8. ACCOUNTS AND AUDIT
(i) The financial year of the Society shall commence on the first day of January and terminate on the 31st day of December following.
(ii) The Treasurer or such other person as the Committee shall appoint shall prepare in the form required by the Committee and the Auditor a statement of accounts and balance sheet as soon as may be after the end of each financial year. Such statement and balance sheet shall after consideration by the Committee be submitted to the auditor who shall report thereon in writing.
(iii) The statement of accounts and balance sheet together with the Auditor’s report thereon shall be submitted to the Annual General Meeting next following its preparation and shall be open for discussion thereat.
(iv) An Auditor who shall be a qualified accountant shall be appointed by each Annual General Meeting or if not so appointed then by the Committee and shall hold office until the termination of the Annual General Meeting next following such appointment. The remuneration of the Auditor shall be agreed between the Committee and the Auditor. Any dispute on this shall be decided by arbitration.
(i) The duties of the President, Vice President, Secretary and Treasurer shall be such as shall be determined from time to time by the Committee.
(ii) A Conductor for the Society shall be appointed by the Committee for a term not exceeding one year. The same person’s appointment may be renewed if the Committee sees fit. No Conductor need be a member of the Society. The Society may pay the Conductor such salary as shall be agreed upon.

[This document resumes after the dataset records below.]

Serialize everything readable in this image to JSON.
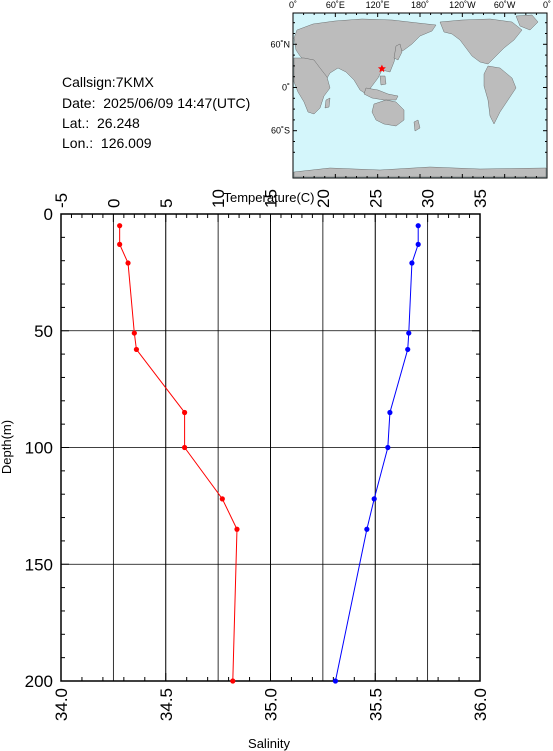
{
  "info": {
    "callsign": "Callsign:7KMX",
    "date": "Date:  2025/06/09 14:47(UTC)",
    "lat": "Lat.:  26.248",
    "lon": "Lon.:  126.009"
  },
  "map": {
    "ocean_color": "#d4f6fb",
    "land_color": "#bcbcbc",
    "marker_color": "#ff0000",
    "top_ticks": [
      "0˚",
      "60˚E",
      "120˚E",
      "180˚",
      "120˚W",
      "60˚W",
      "0˚"
    ],
    "left_ticks": [
      "60˚N",
      "0˚",
      "60˚S"
    ],
    "station": {
      "lat": 26.248,
      "lon": 126.009
    }
  },
  "chart_data": {
    "type": "line",
    "x_top_label": "Temperature(C)",
    "x_bottom_label": "Salinity",
    "y_label": "Depth(m)",
    "temperature_range": [
      -5,
      35
    ],
    "salinity_range": [
      34.0,
      36.0
    ],
    "depth_range": [
      0,
      200
    ],
    "temperature_ticks": [
      "-5",
      "0",
      "5",
      "10",
      "15",
      "20",
      "25",
      "30",
      "35"
    ],
    "salinity_ticks": [
      "34.0",
      "34.5",
      "35.0",
      "35.5",
      "36.0"
    ],
    "depth_ticks": [
      "0",
      "50",
      "100",
      "150",
      "200"
    ],
    "grid": true,
    "series": [
      {
        "quantity": "salinity",
        "color": "#ff0000",
        "points": [
          {
            "depth": 5,
            "value": 34.28
          },
          {
            "depth": 13,
            "value": 34.28
          },
          {
            "depth": 21,
            "value": 34.32
          },
          {
            "depth": 51,
            "value": 34.35
          },
          {
            "depth": 58,
            "value": 34.36
          },
          {
            "depth": 85,
            "value": 34.59
          },
          {
            "depth": 100,
            "value": 34.59
          },
          {
            "depth": 122,
            "value": 34.77
          },
          {
            "depth": 135,
            "value": 34.84
          },
          {
            "depth": 200,
            "value": 34.82
          }
        ]
      },
      {
        "quantity": "temperature",
        "color": "#0000ff",
        "points": [
          {
            "depth": 5,
            "value": 29.1
          },
          {
            "depth": 13,
            "value": 29.1
          },
          {
            "depth": 21,
            "value": 28.5
          },
          {
            "depth": 51,
            "value": 28.2
          },
          {
            "depth": 58,
            "value": 28.1
          },
          {
            "depth": 85,
            "value": 26.4
          },
          {
            "depth": 100,
            "value": 26.2
          },
          {
            "depth": 122,
            "value": 24.9
          },
          {
            "depth": 135,
            "value": 24.2
          },
          {
            "depth": 200,
            "value": 21.2
          }
        ]
      }
    ]
  }
}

(iii) A Deputy Conductor may be appointed by the Committee on the nomination of the Conductor. The Conductor shall be responsible for defining the duties of the Deputy Conductor.
10. REGISTERED OFFICE
The registered office of the Society shall be at such place as the Committee shall from time to time appoint.
The Committee shall provide a Seal for use by the Society which shall be a circular seal bearing the words “The Common Seal of the Waiheke Island Choral Society Incorporated”. The Seal shall not be affixed to any document except by resolution of the Committee and in the presence of two members of such Committee and of the Secretary. The Seal shall be kept in the custody of the Secretary.
12. ALTERATION OF RULES
(i) The Rules of the Society may be rescinded, added to or amended by resulution passed at any General Meeting of the Society provided that notice of the proposed alteration shall have been given in the notice convening the meeting.

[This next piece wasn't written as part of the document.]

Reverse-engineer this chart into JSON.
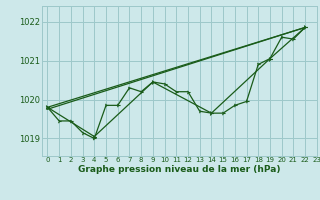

(ii) The Rules of the Society may not be added to altered or rescinded in any manner which would affect the exclusively charitable nature of the Society or give it effect beyond New Zealand.
Any matters not provided for in these Rules shall be subject to the laws of New Zealand and to the objects of the Society and be decided by the Committee.
14. WINDING UP
In the event of the Society being wound up the assets and funds of the Society after paying or discharging the debts and liabilities of the Society and the costs of winding up shall be transferred to trustees appointed by the Society in General Meeting to be applied to purposes similar to those to which they would have been applied had the Society continued in existence but only for exclusively charitable objects within New Zealand.
This page last updated on 14 March 2006.